Epstein: What it’s been like for you to start this new academic year as a dean? How has your new leadership role impacted your view of the ways your field needs to evolve?

Isbell: It has been a wonderful experience becoming the new Dean of Computing. Perhaps the most important part of the last few months has been the chance to really engage in the larger computing community, not just our alumni and supporters, but those who have not had the opportunities to engage fully in the digital ecosystem.

It has reinforced my belief that institutions like Georgia Tech—public or otherwise—must figure out ways to engage everyone at all stages in their lives. Despite my further turn to administration I will continue to teach in the OMS programs for that reason, just as I will continue to give my time toward broadening participation in computing.
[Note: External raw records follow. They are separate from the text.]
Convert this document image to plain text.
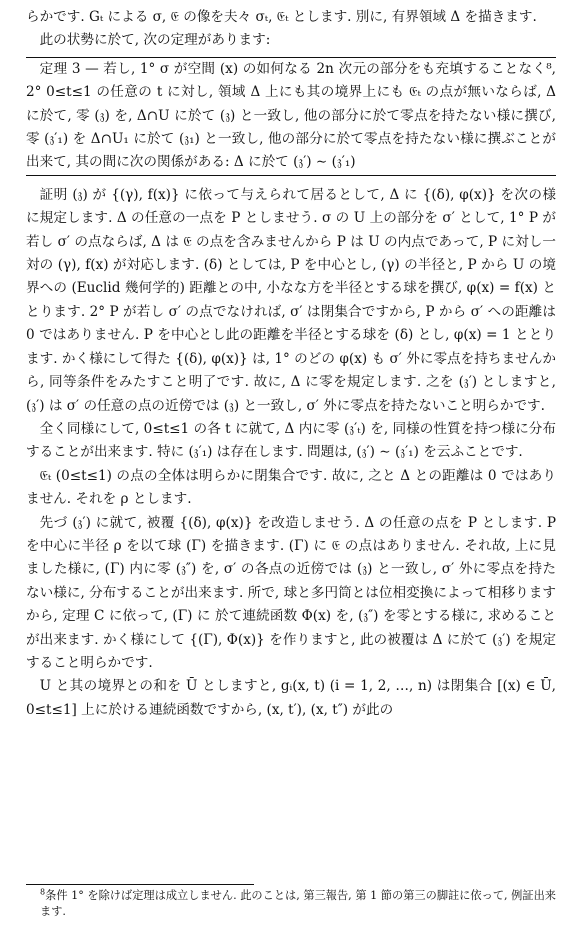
らかです. Gₜ による σ, 𝔈 の像を夫々 σₜ, 𝔈ₜ とします. 別に, 有界領域 Δ を描きます.

此の状勢に於て, 次の定理があります:

定理 3 — 若し, 1° σ が空間 (x) の如何なる 2n 次元の部分をも充填することなく⁸, 2° 0≤t≤1 の任意の t に対し, 領域 Δ 上にも其の境界上にも 𝔈ₜ の点が無いならば, Δ に於て, 零 (𝔷) を, Δ∩U に於て (𝔷) と一致し, 他の部分に於て零点を持たない様に撰び, 零 (𝔷′₁) を Δ∩U₁ に於て (𝔷₁) と一致し, 他の部分に於て零点を持たない様に撰ぶことが出来て, 其の間に次の関係がある: Δ に於て (𝔷′) ∼ (𝔷′₁)

証明 (𝔷) が {(γ), f(x)} に依って与えられて居るとして, Δ に {(δ), φ(x)} を次の様に規定します. Δ の任意の一点を P としませう. σ の U 上の部分を σ′ として, 1° P が若し σ′ の点ならば, Δ は 𝔈 の点を含みませんから P は U の内点であって, P に対し一対の (γ), f(x) が対応します. (δ) としては, P を中心とし, (γ) の半径と, P から U の境界への (Euclid 幾何学的) 距離との中, 小なな方を半径とする球を撰び, φ(x) = f(x) ととります. 2° P が若し σ′ の点でなければ, σ′ は閉集合ですから, P から σ′ への距離は 0 ではありません. P を中心とし此の距離を半径とする球を (δ) とし, φ(x) = 1 ととります. かく様にして得た {(δ), φ(x)} は, 1° のどの φ(x) も σ′ 外に零点を持ちませんから, 同等条件をみたすこと明了です. 故に, Δ に零を規定します. 之を (𝔷′) としますと, (𝔷′) は σ′ の任意の点の近傍では (𝔷) と一致し, σ′ 外に零点を持たないこと明らかです.

全く同様にして, 0≤t≤1 の各 t に就て, Δ 内に零 (𝔷′ₜ) を, 同様の性質を持つ様に分布することが出来ます. 特に (𝔷′₁) は存在します. 問題は, (𝔷′) ∼ (𝔷′₁) を云ふことです.

𝔈ₜ (0≤t≤1) の点の全体は明らかに閉集合です. 故に, 之と Δ との距離は 0 ではありません. それを ρ とします.

先づ (𝔷′) に就て, 被覆 {(δ), φ(x)} を改造しませう. Δ の任意の点を P とします. P を中心に半径 ρ を以て球 (Γ) を描きます. (Γ) に 𝔈 の点はありません. それ故, 上に見ました様に, (Γ) 内に零 (𝔷″) を, σ′ の各点の近傍では (𝔷) と一致し, σ′ 外に零点を持たない様に, 分布することが出来ます. 所で, 球と多円筒とは位相変換によって相移りますから, 定理 C に依って, (Γ) に 於て連続函数 Φ(x) を, (𝔷″) を零とする様に, 求めることが出来ます. かく様にして {(Γ), Φ(x)} を作りますと, 此の被覆は Δ に於て (𝔷′) を規定すること明らかです.

U と其の境界との和を Ū としますと, gᵢ(x, t) (i = 1, 2, …, n) は閉集合 [(x) ∈ Ū, 0≤t≤1] 上に於ける連続函数ですから, (x, t′), (x, t″) が此の

$^8$条件 1° を除けば定理は成立しません. 此のことは, 第三報告, 第 1 節の第三の脚註に依って, 例証出来ます.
Epstein: And finally, as I conclude all of my TechCrunch interviews: how optimistic are you about our shared human future?

Isbell: I’m as optimistic about it as I was 15 or 20 years ago. I actually think, at least from the point of view of technology, that we’re headed in a relatively good place.

Here’s what I think our fundamental problem is, when you talk about our shared human or shared human future: our problems are exponential. They grow, like that (makes gesture indicating an exponential growth curve).

Almost all of our solutions, whether they’re political or they’re raising enough teachers to teach people or whatever, they’re linear. Linear grows, well, like a line. Exponential grows…exponentially. And at some point the exponential problem is so far ahead of the linear solution, you have no hope in solving it, ever.

The only way to fix that is, stop thinking linearly and do some kind of major disruption. I think we’re still capable of that disruption. Whether you’re talking about climate, education, equity, our politics. We can still have that disruption.

I’m very optimistic we will have that disruption and the right thing will happen. But it is by no means, by no means a guarantee.

Epstein: Thank you very much! I’ll be following your work and wishing you success.